Provocada pela reportagem sobre quais seriam seus “dados dos sonhos” na hora de criar coleções autorais, Carol Barreto não titubeou: “Gostaria de acessar dados de culturas mais distantes da minha, informações de Joanesburgo, de Dakar, da Angola, da Nigéria, de jovens, para entender como interagem e o que consomem”, respondeu de bate-pronto. Dá para usar o feitiço dos dados para furar a própria bolha que eles criam.
Saber consumir e discernir
O uso de big data na indústria da moda parece ser inescapável. Com as pressões da economia, o varejo de vestuário vai fazer o seu melhor para triunfar nas vendas com menos resíduos ou perdas, otimizando seus estoques para vender mais e melhor. Mas as tendências da estação e as novidades das passarelas continuarão surgindo pela intervenção e criatividade humanas, capazes de pensar em peças transgressoras como uma Tabi Boot, um clássico da Maison Margiela, que nunca seriam sugeridas por um algoritmo, mas que marcam a moda de formas inexplicáveis pela tecnologia. É claro que a arte da moda pode se apropriar da aplicação de dados de formas criativas, como sugeriu Carol Barreto, mas em geral são as ideias mais fora das curvas dos gráficos de dados — e, talvez por isso, menos economicamente rentáveis – que se tornam memoráveis.
Com pandemia ou não, os consumidores seguirão buscando opções agradáveis (e digitais) de compras e novas maneiras de expressão por meio da moda. Novas formas de criar e consumir tendências vão surgir — e algumas delas ainda nem conseguimos prever —, mas se existe algo que será um pretinho básico em qualquer armário de consumo será a consciência.
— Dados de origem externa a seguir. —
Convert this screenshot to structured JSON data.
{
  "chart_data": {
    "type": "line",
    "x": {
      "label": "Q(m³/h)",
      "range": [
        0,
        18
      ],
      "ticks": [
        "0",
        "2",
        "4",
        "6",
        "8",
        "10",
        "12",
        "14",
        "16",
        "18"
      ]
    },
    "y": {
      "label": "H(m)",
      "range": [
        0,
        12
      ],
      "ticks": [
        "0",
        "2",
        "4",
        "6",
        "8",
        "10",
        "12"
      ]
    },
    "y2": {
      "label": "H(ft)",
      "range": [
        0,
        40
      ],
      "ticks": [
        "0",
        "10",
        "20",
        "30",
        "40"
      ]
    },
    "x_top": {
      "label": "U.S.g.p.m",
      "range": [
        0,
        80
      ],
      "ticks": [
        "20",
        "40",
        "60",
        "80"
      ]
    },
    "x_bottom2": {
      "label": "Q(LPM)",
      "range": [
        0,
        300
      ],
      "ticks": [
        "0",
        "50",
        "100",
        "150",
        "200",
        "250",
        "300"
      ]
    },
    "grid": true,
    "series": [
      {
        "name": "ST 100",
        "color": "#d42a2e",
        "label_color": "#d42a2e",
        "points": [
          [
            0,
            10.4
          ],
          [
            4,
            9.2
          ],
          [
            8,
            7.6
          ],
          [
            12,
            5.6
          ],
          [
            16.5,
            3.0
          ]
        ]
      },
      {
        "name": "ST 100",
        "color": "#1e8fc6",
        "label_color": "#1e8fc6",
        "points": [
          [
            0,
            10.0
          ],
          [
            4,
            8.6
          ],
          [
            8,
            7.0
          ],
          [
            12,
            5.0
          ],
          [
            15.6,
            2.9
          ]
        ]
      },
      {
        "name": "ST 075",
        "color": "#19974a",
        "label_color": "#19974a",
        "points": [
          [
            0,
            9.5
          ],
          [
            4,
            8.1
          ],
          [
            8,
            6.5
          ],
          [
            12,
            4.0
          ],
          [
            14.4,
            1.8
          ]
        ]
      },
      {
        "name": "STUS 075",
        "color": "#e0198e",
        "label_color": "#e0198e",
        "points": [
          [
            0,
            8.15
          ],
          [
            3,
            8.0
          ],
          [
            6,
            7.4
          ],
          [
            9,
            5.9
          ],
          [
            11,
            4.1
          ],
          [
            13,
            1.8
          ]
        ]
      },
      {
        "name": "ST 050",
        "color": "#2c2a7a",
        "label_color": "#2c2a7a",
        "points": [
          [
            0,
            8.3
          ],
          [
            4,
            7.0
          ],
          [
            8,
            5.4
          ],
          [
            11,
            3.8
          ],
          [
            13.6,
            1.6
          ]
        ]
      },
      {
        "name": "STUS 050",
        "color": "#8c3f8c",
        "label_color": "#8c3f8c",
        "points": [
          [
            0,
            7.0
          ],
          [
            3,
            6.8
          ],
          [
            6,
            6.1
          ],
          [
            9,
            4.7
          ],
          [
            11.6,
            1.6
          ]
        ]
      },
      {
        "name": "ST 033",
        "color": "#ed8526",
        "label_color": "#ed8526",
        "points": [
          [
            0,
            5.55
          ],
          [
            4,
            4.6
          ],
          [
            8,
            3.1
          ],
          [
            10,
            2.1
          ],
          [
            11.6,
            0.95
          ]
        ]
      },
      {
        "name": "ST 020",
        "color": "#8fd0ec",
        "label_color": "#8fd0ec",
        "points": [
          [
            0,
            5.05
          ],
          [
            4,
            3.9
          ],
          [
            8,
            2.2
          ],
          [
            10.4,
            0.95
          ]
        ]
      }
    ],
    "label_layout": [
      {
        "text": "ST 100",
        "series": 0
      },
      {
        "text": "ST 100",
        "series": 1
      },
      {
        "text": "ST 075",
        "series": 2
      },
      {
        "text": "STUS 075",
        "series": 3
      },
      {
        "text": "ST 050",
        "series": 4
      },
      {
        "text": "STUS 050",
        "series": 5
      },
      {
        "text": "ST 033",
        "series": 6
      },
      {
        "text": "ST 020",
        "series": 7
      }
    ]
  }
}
Mais do que saber a procedência das peças, será importante ter atenção à forma e aos motivos pelos quais algo está conquistando nossos gostos e bolsos.
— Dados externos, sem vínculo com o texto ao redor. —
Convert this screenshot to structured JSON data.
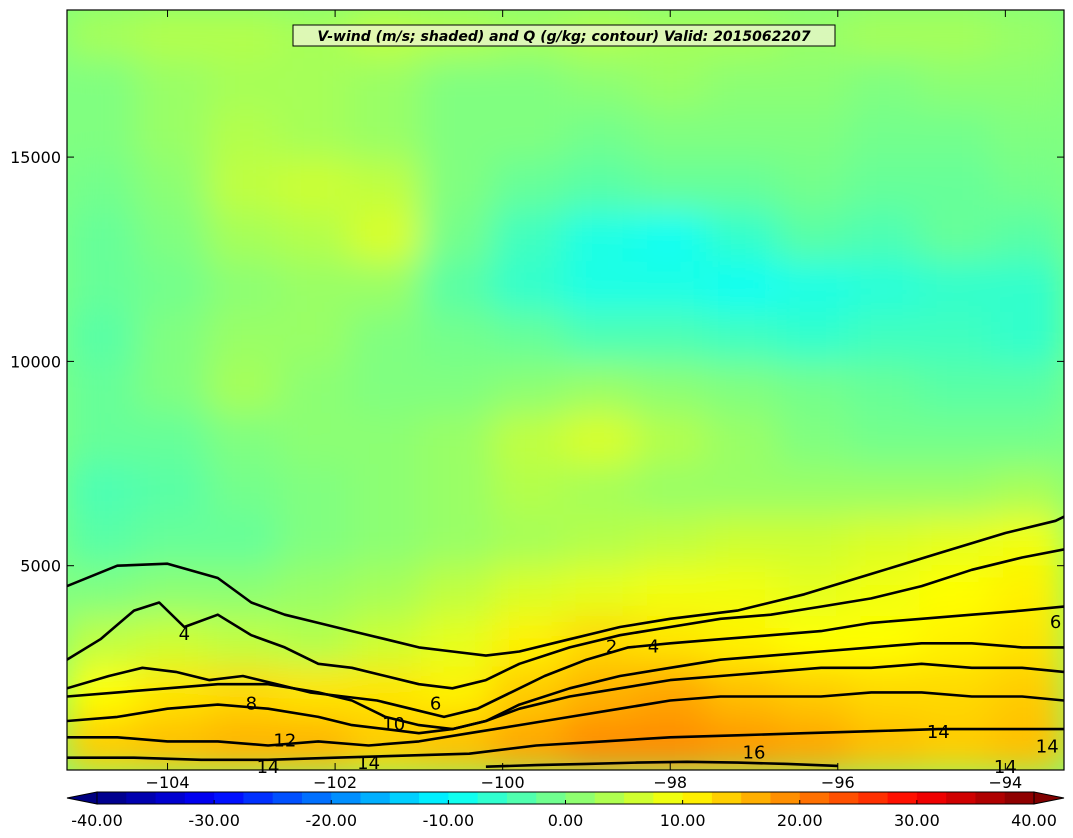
{
  "chart_data": {
    "type": "heatmap",
    "title": "V-wind (m/s; shaded) and Q (g/kg; contour) Valid: 2015062207",
    "xlabel": "",
    "ylabel": "",
    "xlim": [
      -105.2,
      -93.3
    ],
    "ylim": [
      0,
      18600
    ],
    "x_ticks": [
      -104,
      -102,
      -100,
      -98,
      -96,
      -94
    ],
    "x_tick_labels": [
      "−104",
      "−102",
      "−100",
      "−98",
      "−96",
      "−94"
    ],
    "y_ticks": [
      5000,
      10000,
      15000
    ],
    "y_tick_labels": [
      "5000",
      "10000",
      "15000"
    ],
    "shading_levels": [
      -40,
      -37.5,
      -35,
      -32.5,
      -30,
      -27.5,
      -25,
      -22.5,
      -20,
      -17.5,
      -15,
      -12.5,
      -10,
      -7.5,
      -5,
      -2.5,
      0,
      2.5,
      5,
      7.5,
      10,
      12.5,
      15,
      17.5,
      20,
      22.5,
      25,
      27.5,
      30,
      32.5,
      35,
      37.5,
      40
    ],
    "shading_colormap": "jet",
    "colorbar": {
      "orientation": "horizontal",
      "extend": "both",
      "ticks": [
        -40,
        -30,
        -20,
        -10,
        0,
        10,
        20,
        30,
        40
      ],
      "tick_labels": [
        "-40.00",
        "-30.00",
        "-20.00",
        "-10.00",
        "0.00",
        "10.00",
        "20.00",
        "30.00",
        "40.00"
      ]
    },
    "shaded_field_approx": {
      "description": "v-wind values in m/s, rows from top (18600 m) to bottom (0 m), columns from -105.2 to -93.3",
      "rows": [
        [
          3,
          4,
          4,
          3,
          5,
          4,
          3,
          4,
          3,
          3,
          2,
          3,
          3,
          2
        ],
        [
          0,
          2,
          3,
          3,
          2,
          0,
          0,
          1,
          2,
          1,
          1,
          0,
          1,
          1
        ],
        [
          0,
          2,
          4,
          3,
          2,
          0,
          0,
          -1,
          0,
          0,
          0,
          -1,
          -1,
          0
        ],
        [
          -1,
          1,
          5,
          6,
          5,
          0,
          -2,
          -3,
          -2,
          -2,
          -1,
          -2,
          -2,
          -1
        ],
        [
          -2,
          0,
          3,
          4,
          7,
          -1,
          -5,
          -8,
          -9,
          -6,
          -3,
          -4,
          -2,
          -3
        ],
        [
          -2,
          -1,
          1,
          2,
          2,
          -3,
          -6,
          -8,
          -8,
          -9,
          -8,
          -7,
          -6,
          -6
        ],
        [
          -3,
          0,
          2,
          2,
          0,
          -1,
          -2,
          -4,
          -4,
          -5,
          -6,
          -5,
          -5,
          -6
        ],
        [
          -2,
          0,
          3,
          1,
          0,
          0,
          1,
          2,
          1,
          0,
          -1,
          -2,
          -3,
          -3
        ],
        [
          -2,
          -2,
          0,
          1,
          1,
          2,
          5,
          7,
          4,
          2,
          0,
          -1,
          -1,
          -1
        ],
        [
          -4,
          -3,
          -1,
          0,
          1,
          2,
          4,
          3,
          2,
          2,
          2,
          2,
          2,
          3
        ],
        [
          -3,
          -2,
          -2,
          0,
          1,
          2,
          3,
          4,
          5,
          6,
          6,
          7,
          8,
          9
        ],
        [
          0,
          1,
          1,
          2,
          3,
          5,
          7,
          8,
          9,
          9,
          8,
          9,
          10,
          11
        ],
        [
          5,
          6,
          5,
          4,
          6,
          8,
          11,
          13,
          12,
          11,
          10,
          10,
          11,
          12
        ],
        [
          10,
          12,
          13,
          12,
          12,
          11,
          14,
          16,
          17,
          15,
          14,
          13,
          13,
          14
        ],
        [
          14,
          15,
          16,
          16,
          14,
          15,
          17,
          19,
          19,
          18,
          17,
          15,
          14,
          15
        ]
      ]
    },
    "contours": [
      {
        "name": "2",
        "label": "2",
        "x": [
          -105.2,
          -104.6,
          -104,
          -103.4,
          -103,
          -102.6,
          -102.2,
          -101.8,
          -101.4,
          -101,
          -100.6,
          -100.2,
          -99.8,
          -99.2,
          -98.6,
          -98,
          -97.2,
          -96.4,
          -95.6,
          -94.8,
          -94,
          -93.4,
          -93.3
        ],
        "y": [
          4500,
          5000,
          5050,
          4700,
          4100,
          3800,
          3600,
          3400,
          3200,
          3000,
          2900,
          2800,
          2900,
          3200,
          3500,
          3700,
          3900,
          4300,
          4800,
          5300,
          5800,
          6100,
          6200
        ]
      },
      {
        "name": "4",
        "label": "4",
        "x": [
          -105.2,
          -104.8,
          -104.4,
          -104.1,
          -103.8,
          -103.4,
          -103,
          -102.6,
          -102.2,
          -101.8,
          -101.4,
          -101,
          -100.6,
          -100.2,
          -99.8,
          -99.2,
          -98.6,
          -98,
          -97.4,
          -96.8,
          -96.2,
          -95.6,
          -95,
          -94.4,
          -93.8,
          -93.3
        ],
        "y": [
          2700,
          3200,
          3900,
          4100,
          3500,
          3800,
          3300,
          3000,
          2600,
          2500,
          2300,
          2100,
          2000,
          2200,
          2600,
          3000,
          3300,
          3500,
          3700,
          3800,
          4000,
          4200,
          4500,
          4900,
          5200,
          5400
        ]
      },
      {
        "name": "6",
        "label": "6",
        "x": [
          -105.2,
          -104.7,
          -104.3,
          -103.9,
          -103.5,
          -103.1,
          -102.7,
          -102.3,
          -101.9,
          -101.5,
          -101.1,
          -100.7,
          -100.3,
          -99.9,
          -99.5,
          -99,
          -98.5,
          -98,
          -97.4,
          -96.8,
          -96.2,
          -95.6,
          -95,
          -94.4,
          -93.8,
          -93.3
        ],
        "y": [
          2000,
          2300,
          2500,
          2400,
          2200,
          2300,
          2100,
          1900,
          1800,
          1700,
          1500,
          1300,
          1500,
          1900,
          2300,
          2700,
          3000,
          3100,
          3200,
          3300,
          3400,
          3600,
          3700,
          3800,
          3900,
          4000
        ]
      },
      {
        "name": "8",
        "label": "8",
        "x": [
          -105.2,
          -104.6,
          -104,
          -103.4,
          -102.8,
          -102.2,
          -101.8,
          -101.4,
          -101,
          -100.6,
          -100.2,
          -99.8,
          -99.2,
          -98.6,
          -98,
          -97.4,
          -96.8,
          -96.2,
          -95.6,
          -95,
          -94.4,
          -93.8,
          -93.3
        ],
        "y": [
          1800,
          1900,
          2000,
          2100,
          2100,
          1900,
          1700,
          1300,
          1100,
          1000,
          1200,
          1600,
          2000,
          2300,
          2500,
          2700,
          2800,
          2900,
          3000,
          3100,
          3100,
          3000,
          3000
        ]
      },
      {
        "name": "10",
        "label": "10",
        "x": [
          -105.2,
          -104.6,
          -104,
          -103.4,
          -102.8,
          -102.2,
          -101.8,
          -101.4,
          -101,
          -100.6,
          -100.2,
          -99.8,
          -99.2,
          -98.6,
          -98,
          -97.4,
          -96.8,
          -96.2,
          -95.6,
          -95,
          -94.4,
          -93.8,
          -93.3
        ],
        "y": [
          1200,
          1300,
          1500,
          1600,
          1500,
          1300,
          1100,
          1000,
          900,
          1000,
          1200,
          1500,
          1800,
          2000,
          2200,
          2300,
          2400,
          2500,
          2500,
          2600,
          2500,
          2500,
          2400
        ]
      },
      {
        "name": "12",
        "label": "12",
        "x": [
          -105.2,
          -104.6,
          -104,
          -103.4,
          -102.8,
          -102.2,
          -101.6,
          -101,
          -100.4,
          -99.8,
          -99.2,
          -98.6,
          -98,
          -97.4,
          -96.8,
          -96.2,
          -95.6,
          -95,
          -94.4,
          -93.8,
          -93.3
        ],
        "y": [
          800,
          800,
          700,
          700,
          600,
          700,
          600,
          700,
          900,
          1100,
          1300,
          1500,
          1700,
          1800,
          1800,
          1800,
          1900,
          1900,
          1800,
          1800,
          1700
        ]
      },
      {
        "name": "14",
        "label": "14",
        "x": [
          -105.2,
          -104.4,
          -103.6,
          -102.8,
          -102,
          -101.2,
          -100.4,
          -99.6,
          -98.8,
          -98,
          -97.2,
          -96.4,
          -95.6,
          -94.8,
          -94,
          -93.3
        ],
        "y": [
          300,
          300,
          250,
          250,
          300,
          350,
          400,
          600,
          700,
          800,
          850,
          900,
          950,
          1000,
          1000,
          1000
        ]
      },
      {
        "name": "16",
        "label": "16",
        "x": [
          -100.2,
          -99.6,
          -99,
          -98.4,
          -97.8,
          -97.2,
          -96.6,
          -96
        ],
        "y": [
          80,
          120,
          150,
          180,
          200,
          180,
          150,
          100
        ]
      }
    ],
    "contour_labels": [
      {
        "text": "2",
        "x": -98.7,
        "y": 3000
      },
      {
        "text": "4",
        "x": -98.2,
        "y": 3000
      },
      {
        "text": "4",
        "x": -103.8,
        "y": 3300
      },
      {
        "text": "6",
        "x": -93.4,
        "y": 3600
      },
      {
        "text": "6",
        "x": -100.8,
        "y": 1600
      },
      {
        "text": "8",
        "x": -103.0,
        "y": 1600
      },
      {
        "text": "10",
        "x": -101.3,
        "y": 1100
      },
      {
        "text": "12",
        "x": -102.6,
        "y": 700
      },
      {
        "text": "14",
        "x": -101.6,
        "y": 150
      },
      {
        "text": "14",
        "x": -102.8,
        "y": 50
      },
      {
        "text": "14",
        "x": -94.8,
        "y": 900
      },
      {
        "text": "14",
        "x": -93.5,
        "y": 550
      },
      {
        "text": "14",
        "x": -94.0,
        "y": 50
      },
      {
        "text": "16",
        "x": -97.0,
        "y": 400
      }
    ]
  }
}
“O mínimo que precisamos conquistar é clareza e transparência sobre os processos, para poder negociar sobre quais parâmetros queremos consumir”, sintetiza Fernanda. Compreender que os rastros dos seus dados digitais podem aproximar ou afastar determinada tendência fashion de você, por vezes fazendo isso de forma absolutamente enviesada, colocando dados como sua estatura, silhueta, cor de pele ou tipo de cabelo como impeditivos de consumo e exposição, pode ser o segredo para não se deixar levar (ou afastar) do tie dye, da Tabi Boot ou de quaisquer novidades da moda. É importante não deixar que um dado dite o que é tendência para você.